There is a solution. An even worse weakness is repeating the usage of an IV with a single key. A simple solution to this issue is for a radio, when broadcasting to a certain AlgoID-KeyID pair, to select a random IV value for the first packet and then increment this value by one for each following transmission. In this way, receiving radios can track the last known sent IV. Any IVs lower then the last transmitted can be rejected. This prevents an attacker from replaying information. If the attacker modifies the IV for a replayed packet, the IV will not be able to decrypt the packet, and it will be rejected.
EEC weakness – claimed a weakness allowing easier selective jamming.
User Interface Weaknesses will not be addressed.
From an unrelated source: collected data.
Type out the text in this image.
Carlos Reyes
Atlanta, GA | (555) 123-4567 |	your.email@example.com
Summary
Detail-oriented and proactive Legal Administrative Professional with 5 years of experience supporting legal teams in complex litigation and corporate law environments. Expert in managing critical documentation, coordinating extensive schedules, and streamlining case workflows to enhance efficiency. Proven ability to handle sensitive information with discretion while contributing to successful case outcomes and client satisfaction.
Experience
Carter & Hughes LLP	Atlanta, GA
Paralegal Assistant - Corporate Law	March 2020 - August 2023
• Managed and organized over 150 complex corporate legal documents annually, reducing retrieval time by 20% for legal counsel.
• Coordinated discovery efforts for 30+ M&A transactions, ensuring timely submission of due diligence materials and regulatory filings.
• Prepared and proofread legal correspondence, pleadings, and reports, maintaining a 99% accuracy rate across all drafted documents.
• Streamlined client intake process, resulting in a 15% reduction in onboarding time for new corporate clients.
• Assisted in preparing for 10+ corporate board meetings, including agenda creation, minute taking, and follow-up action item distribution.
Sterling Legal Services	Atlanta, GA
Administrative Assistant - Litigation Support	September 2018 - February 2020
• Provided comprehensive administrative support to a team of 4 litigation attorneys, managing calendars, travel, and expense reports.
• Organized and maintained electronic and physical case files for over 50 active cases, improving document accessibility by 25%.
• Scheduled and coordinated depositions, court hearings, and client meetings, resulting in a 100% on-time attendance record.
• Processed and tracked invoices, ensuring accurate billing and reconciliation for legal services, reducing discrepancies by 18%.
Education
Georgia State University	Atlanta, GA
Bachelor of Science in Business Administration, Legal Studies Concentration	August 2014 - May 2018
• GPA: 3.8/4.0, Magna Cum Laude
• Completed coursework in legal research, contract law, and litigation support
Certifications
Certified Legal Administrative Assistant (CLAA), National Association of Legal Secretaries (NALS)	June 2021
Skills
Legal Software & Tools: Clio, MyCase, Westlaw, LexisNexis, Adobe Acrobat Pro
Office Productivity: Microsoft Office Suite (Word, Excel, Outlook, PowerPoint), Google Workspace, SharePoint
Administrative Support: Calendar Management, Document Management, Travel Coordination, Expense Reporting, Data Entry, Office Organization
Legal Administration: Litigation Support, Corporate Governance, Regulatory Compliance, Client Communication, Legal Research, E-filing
Clear Traffic accepted – This is not a problem. At times, it is more important to communicate then it is to be secure. This is operationally correct.
Cumbersome keying. – operational issue.
Traffic analysis
These are not tactical radios. While being able to do frequency, sending receiver identification can lead to exposure of critical information in tactical (military) networks, this becomes much less of a concern in non-tactical nets.
“Transmitting radio sources are is generally susceptible to geolocation through direction finding and triangulation techniques.”
This is true for all broadcast signals. The reality is, direction finding wideband signals is not less difficult then it is for narrow band. If there is energy, it can be found, beam formed and form multiple locations, a probable location of the emitter can be found. This level of sophistication and coordination is not normally found in criminal activity but that of nation state.
Denial of service attacks
Again, this class of attacks are more easily found for well known signals like Cell, Wifi, and GPS jammers. Thus, the freq is nor more vulnerable to jamming then any other readily known signal.
The authors analysis of the methods of jamming analog signals are … naive and incorrect. Unfortunately, I cannot say much more then that about the subject matter.
“As a practical matter, the analog jamming arms race is actually tipped slightly in favor of the defender, since the attacker generally also has to worry about being discovered (and then eliminated) with radio direction finding and other countermeasures. More power makes the jammer more effective, but also easier to locate.”
The same holds true for digital jamming, even in ultra short burst rates. Beam forming techniques can readily discern multiple /simultaneous signals and can plot these over time. Even short burst signals can be found and discerned using time differential of arrival techniques.
“Spread spectrum systems [3], and especially direct sequence spread spectrum systems, can be made robust against jamming, either by the use of a secret spreading code or by more clever techniques described in [6, 1].”
This naive claim made me laugh; no signal is robust against jamming. If there is energy, it can be found. If it can be found, it can be interrupted.
“Without special information, a jamming transmitter must increase the noise floor not just on a single frequency channel, but rather across the entire band in use, at sufficient power to prevent reception. ”
Without special information, even on narrow band signals, a jammer must broadcast over a continuous interval to increase the noise floor. This applies for any signal and not just P25.